Now for bodyfat vs weight. The \(R^2\) was around 37 percent, which was much higher than Age and Height. What this is telling me is that some of the patients are heavy due to being fat, and some are heavy due to having lots of muscle. Therefore this model is a little accurate, but not so much.
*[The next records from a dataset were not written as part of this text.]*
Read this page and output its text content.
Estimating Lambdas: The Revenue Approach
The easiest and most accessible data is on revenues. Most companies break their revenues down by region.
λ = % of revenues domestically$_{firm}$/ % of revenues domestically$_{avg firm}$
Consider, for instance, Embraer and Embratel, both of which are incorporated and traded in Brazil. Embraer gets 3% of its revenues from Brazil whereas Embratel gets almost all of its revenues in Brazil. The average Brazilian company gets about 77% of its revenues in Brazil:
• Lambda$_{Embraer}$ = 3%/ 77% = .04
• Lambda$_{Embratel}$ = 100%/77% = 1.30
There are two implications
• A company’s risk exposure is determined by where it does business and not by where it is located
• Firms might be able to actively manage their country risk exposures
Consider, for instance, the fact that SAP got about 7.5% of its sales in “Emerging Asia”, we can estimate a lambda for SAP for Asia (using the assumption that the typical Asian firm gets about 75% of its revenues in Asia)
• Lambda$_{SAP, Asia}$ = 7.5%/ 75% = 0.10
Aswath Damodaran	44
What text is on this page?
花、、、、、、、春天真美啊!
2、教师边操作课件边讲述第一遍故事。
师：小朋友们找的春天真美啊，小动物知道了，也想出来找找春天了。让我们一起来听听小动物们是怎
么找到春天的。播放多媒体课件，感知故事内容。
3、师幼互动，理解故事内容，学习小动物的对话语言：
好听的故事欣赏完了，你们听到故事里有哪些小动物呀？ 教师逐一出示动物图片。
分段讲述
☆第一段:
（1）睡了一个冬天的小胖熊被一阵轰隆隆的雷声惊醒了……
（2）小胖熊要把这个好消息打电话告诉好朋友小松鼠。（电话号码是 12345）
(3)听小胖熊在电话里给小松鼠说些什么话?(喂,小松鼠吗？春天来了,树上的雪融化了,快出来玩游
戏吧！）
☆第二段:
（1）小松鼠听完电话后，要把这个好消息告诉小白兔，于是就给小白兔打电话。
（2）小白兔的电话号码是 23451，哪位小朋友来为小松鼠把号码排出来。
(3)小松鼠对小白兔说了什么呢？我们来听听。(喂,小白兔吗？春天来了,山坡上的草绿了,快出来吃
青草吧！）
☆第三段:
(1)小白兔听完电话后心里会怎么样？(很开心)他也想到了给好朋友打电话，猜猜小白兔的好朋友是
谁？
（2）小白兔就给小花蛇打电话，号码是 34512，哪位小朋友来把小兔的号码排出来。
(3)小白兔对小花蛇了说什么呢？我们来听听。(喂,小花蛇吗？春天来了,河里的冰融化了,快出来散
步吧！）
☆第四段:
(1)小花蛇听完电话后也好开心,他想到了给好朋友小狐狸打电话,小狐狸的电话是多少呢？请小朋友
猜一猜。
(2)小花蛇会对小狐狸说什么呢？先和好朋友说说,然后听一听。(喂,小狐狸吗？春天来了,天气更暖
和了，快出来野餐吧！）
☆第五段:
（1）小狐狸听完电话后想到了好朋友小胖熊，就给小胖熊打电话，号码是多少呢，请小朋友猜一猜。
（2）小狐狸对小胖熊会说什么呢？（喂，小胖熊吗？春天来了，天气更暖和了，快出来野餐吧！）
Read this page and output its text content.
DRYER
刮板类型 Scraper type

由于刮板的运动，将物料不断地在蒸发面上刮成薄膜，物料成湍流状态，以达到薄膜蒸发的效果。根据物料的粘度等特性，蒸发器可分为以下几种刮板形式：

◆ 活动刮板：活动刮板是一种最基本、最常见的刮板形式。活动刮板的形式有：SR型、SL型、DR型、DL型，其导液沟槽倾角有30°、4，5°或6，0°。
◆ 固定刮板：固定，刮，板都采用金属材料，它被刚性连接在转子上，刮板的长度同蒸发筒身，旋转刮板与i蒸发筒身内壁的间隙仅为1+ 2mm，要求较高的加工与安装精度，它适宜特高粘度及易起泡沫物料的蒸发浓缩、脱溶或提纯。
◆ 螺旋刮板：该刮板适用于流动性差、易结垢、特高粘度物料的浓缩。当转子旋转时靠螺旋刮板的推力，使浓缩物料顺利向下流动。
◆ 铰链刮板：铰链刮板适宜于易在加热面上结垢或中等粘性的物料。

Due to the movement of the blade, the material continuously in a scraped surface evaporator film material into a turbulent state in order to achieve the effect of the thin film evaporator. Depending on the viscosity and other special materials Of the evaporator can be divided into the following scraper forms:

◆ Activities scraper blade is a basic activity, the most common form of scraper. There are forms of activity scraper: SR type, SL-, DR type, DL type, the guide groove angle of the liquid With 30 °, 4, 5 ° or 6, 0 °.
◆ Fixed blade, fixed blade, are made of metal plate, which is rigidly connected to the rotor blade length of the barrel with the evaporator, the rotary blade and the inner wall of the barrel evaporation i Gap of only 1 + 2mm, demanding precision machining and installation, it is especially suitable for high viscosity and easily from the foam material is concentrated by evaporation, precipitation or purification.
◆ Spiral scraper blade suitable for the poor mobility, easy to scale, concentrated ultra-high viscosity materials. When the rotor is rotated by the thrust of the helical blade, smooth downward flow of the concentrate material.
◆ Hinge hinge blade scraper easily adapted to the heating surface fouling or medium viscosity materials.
BfvsALL<-lm(BODYFAT~DENSITY+AGE+WEIGHT+HEIGHT+ADIPOSITY+NECK+CHEST+ABDOMEN+HIP+THIGH+
KNEE+ANKLE+BICEPS+FOREARM+WRIST,data=BodyFat)
summary(BfvsALL)
##
## Call:
## lm(formula = BODYFAT ~ DENSITY + AGE + WEIGHT + HEIGHT + ADIPOSITY +
## NECK + CHEST + ABDOMEN + HIP + THIGH + KNEE + ANKLE + BICEPS +
## FOREARM + WRIST, data = BodyFat)
##
## Residuals:
## Min 1Q Median 3Q Max
## -7.7632 -0.3308 -0.0954 0.2078 13.9487
##
## Coefficients:
## Estimate Std. Error t value Pr(>|t|)
## (Intercept) 4.190e+02 9.802e+00 42.750 <2e-16 ***
## DENSITY -3.816e+02 7.559e+00 -50.481 <2e-16 ***
## AGE 1.078e-02 8.808e-03 1.224 0.222
## WEIGHT 1.197e-02 1.467e-02 0.816 0.415
## HEIGHT -1.782e-02 3.019e-02 -0.590 0.556
## ADIPOSITY -5.493e-02 8.113e-02 -0.677 0.499
## NECK -2.062e-02 6.427e-02 -0.321 0.749
## CHEST 2.993e-02 2.856e-02 1.048 0.296
## ABDOMEN 2.260e-02 3.016e-02 0.749 0.454
## HIP 1.611e-02 4.023e-02 0.401 0.689
## THIGH 1.354e-03 3.980e-02 0.034 0.973
## KNEE -3.978e-02 6.705e-02 -0.593 0.554
## ANKLE -7.170e-02 6.073e-02 -1.181 0.239
## BICEPS -6.291e-02 4.688e-02 -1.342 0.181
## FOREARM 4.324e-02 5.447e-02 0.794 0.428
## WRIST 3.640e-02 1.480e-01 0.246 0.806
## ---
## Signif. codes: 0 '***' 0.001 '**' 0.01 '*' 0.05 '.' 0.1 ' ' 1
##
## Residual standard error: 1.166 on 236 degrees of freedom
## Multiple R-squared: 0.9787, Adjusted R-squared: 0.9774
## F-statistic: 723.9 on 15 and 236 DF, p-value: < 2.2e-16
From this regression, I got a \(R^2\) value of 97.74%. This model is extremely accurate and it appears that bodyfat is dependant on all the other independant variables/measurements.